Lewis Freedman’s “I Want Something Other Than Time” is one of dozens of poems by the same title, published in his book of the same name. In the forthcoming special edition, each poem is in the same arched style, traced back to its initial composition, by hand, on a curved diagonal in the poet’s notebooks. Each poem also has a metaphysical fixation, performing a sticky reckoning with matters of being and time, rendered in language that travels quickly and surprisingly between the casual and the philosophical. In this iteration, it’s the question of death, and its seemingly indefatigable forces, “the boys of death,” that is met with a poet’s sweet bewilderment.
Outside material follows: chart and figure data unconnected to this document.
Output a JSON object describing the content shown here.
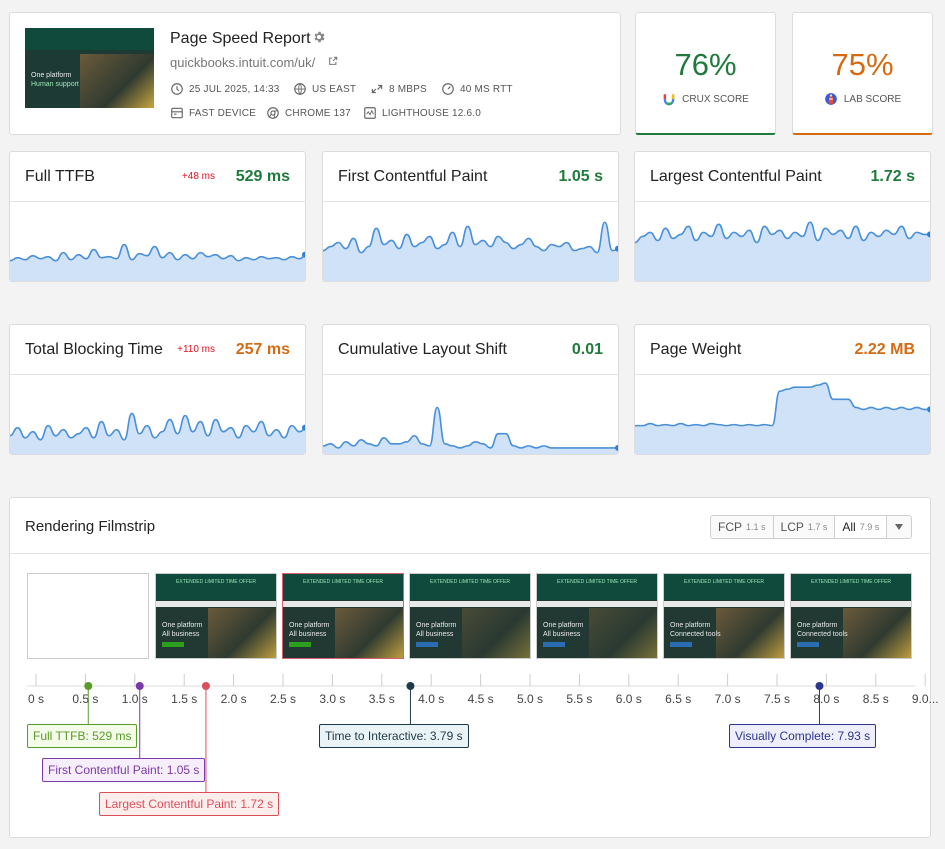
{
  "header": {
    "title": "Page Speed Report",
    "url": "quickbooks.intuit.com/uk/",
    "thumb_line1": "One platform",
    "thumb_line2": "Human support",
    "meta": {
      "date": "25 JUL 2025, 14:33",
      "location": "US EAST",
      "bandwidth": "8 MBPS",
      "rtt": "40 MS RTT",
      "device": "FAST DEVICE",
      "browser": "CHROME 137",
      "lighthouse": "LIGHTHOUSE 12.6.0"
    }
  },
  "scores": {
    "crux": {
      "value": "76%",
      "label": "CRUX SCORE",
      "color": "#1f7a3c"
    },
    "lab": {
      "value": "75%",
      "label": "LAB SCORE",
      "color": "#d46b12"
    }
  },
  "metrics": [
    {
      "title": "Full TTFB",
      "value": "529 ms",
      "delta": "+48 ms",
      "status": "good",
      "series": [
        22,
        25,
        23,
        27,
        24,
        26,
        22,
        30,
        23,
        28,
        24,
        33,
        25,
        26,
        24,
        38,
        23,
        29,
        27,
        36,
        25,
        30,
        23,
        28,
        24,
        30,
        26,
        28,
        24,
        27,
        22,
        25,
        23,
        26,
        24,
        25,
        23,
        26,
        24,
        28
      ]
    },
    {
      "title": "First Contentful Paint",
      "value": "1.05 s",
      "status": "good",
      "series": [
        32,
        36,
        40,
        34,
        44,
        30,
        36,
        54,
        38,
        42,
        34,
        48,
        36,
        40,
        46,
        34,
        38,
        50,
        36,
        56,
        38,
        42,
        36,
        46,
        40,
        34,
        38,
        44,
        36,
        32,
        38,
        36,
        40,
        32,
        34,
        36,
        30,
        60,
        32,
        34
      ]
    },
    {
      "title": "Largest Contentful Paint",
      "value": "1.72 s",
      "status": "good",
      "series": [
        40,
        46,
        50,
        42,
        54,
        44,
        48,
        56,
        42,
        50,
        46,
        58,
        44,
        50,
        46,
        52,
        40,
        56,
        48,
        52,
        44,
        50,
        46,
        60,
        42,
        54,
        48,
        52,
        44,
        56,
        42,
        50,
        46,
        52,
        48,
        56,
        44,
        50,
        48,
        48
      ]
    },
    {
      "title": "Total Blocking Time",
      "value": "257 ms",
      "delta": "+110 ms",
      "status": "warn",
      "series": [
        20,
        28,
        18,
        24,
        16,
        30,
        20,
        26,
        18,
        22,
        28,
        18,
        34,
        20,
        26,
        16,
        42,
        22,
        30,
        18,
        24,
        36,
        22,
        40,
        24,
        34,
        20,
        36,
        24,
        28,
        18,
        30,
        24,
        34,
        20,
        26,
        18,
        30,
        24,
        28
      ]
    },
    {
      "title": "Cumulative Layout Shift",
      "value": "0.01",
      "status": "good",
      "series": [
        10,
        12,
        8,
        14,
        10,
        16,
        12,
        10,
        18,
        12,
        12,
        14,
        20,
        12,
        10,
        48,
        12,
        10,
        8,
        10,
        14,
        12,
        8,
        22,
        22,
        10,
        8,
        10,
        8,
        10,
        8,
        8,
        8,
        8,
        8,
        8,
        8,
        8,
        8,
        8
      ]
    },
    {
      "title": "Page Weight",
      "value": "2.22 MB",
      "status": "warn",
      "series": [
        30,
        30,
        32,
        30,
        31,
        30,
        32,
        30,
        31,
        30,
        32,
        31,
        30,
        31,
        30,
        31,
        30,
        31,
        30,
        64,
        66,
        68,
        68,
        68,
        70,
        72,
        56,
        56,
        56,
        48,
        46,
        48,
        46,
        48,
        46,
        48,
        46,
        48,
        46,
        46
      ]
    }
  ],
  "filmstrip": {
    "title": "Rendering Filmstrip",
    "options": [
      {
        "label": "FCP",
        "value": "1.1 s"
      },
      {
        "label": "LCP",
        "value": "1.7 s"
      },
      {
        "label": "All",
        "value": "7.9 s"
      }
    ],
    "frame_text": [
      "One platform",
      "All business",
      "Connected tools"
    ],
    "offer": "EXTENDED LIMITED TIME OFFER",
    "ticks": [
      "0 s",
      "0.5 s",
      "1.0 s",
      "1.5 s",
      "2.0 s",
      "2.5 s",
      "3.0 s",
      "3.5 s",
      "4.0 s",
      "4.5 s",
      "5.0 s",
      "5.5 s",
      "6.0 s",
      "6.5 s",
      "7.0 s",
      "7.5 s",
      "8.0 s",
      "8.5 s",
      "9.0..."
    ],
    "markers": {
      "ttfb": {
        "label": "Full TTFB: 529 ms",
        "color": "#5a9a2a",
        "time": 0.529
      },
      "fcp": {
        "label": "First Contentful Paint: 1.05 s",
        "color": "#7a3aa8",
        "time": 1.05
      },
      "lcp": {
        "label": "Largest Contentful Paint: 1.72 s",
        "color": "#d9505a",
        "time": 1.72
      },
      "tti": {
        "label": "Time to Interactive: 3.79 s",
        "color": "#1e3a4a",
        "time": 3.79
      },
      "vc": {
        "label": "Visually Complete: 7.93 s",
        "color": "#2c3590",
        "time": 7.93
      }
    }
  }
}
Selected poem by Anne Boyer

By Lewis Freeman

there is no victory
about death, guys.
The boys of death break free
becoming uncategorizable
again again
in the end an elastic domain,
artifice for us.
I was recruited to be a poet, but our world,
one of indefinite centers, has all the imitation,
gnosis and intermediaries that could burn (even
this exceptional fatigue). Whatever. There
not being spliced ​​to reveal more to us,
we still need private languages ​​to support
eros in touch, pass ourselves
tuning, to pass as imminent the sonorous things.
The sun, you say, is still unintelligible.
I’m like, ditto the father. All
these alchemical codes
signing up for
lives on thoughts,
climb
time.


anna boyer He is a poet and essayist. His memoir about cancer and care, “The Undying,” won a 2020 Pulitzer Prize for General Nonfiction. lewis freedman is a poet currently living in Tulsa, Okla. Recent books by him include “I Want Something Other Than Time” (Ugly Duckling Presse, 2021) and “Residual Synonyms for the Name of God” (Ugly Duckling Presse, 2016).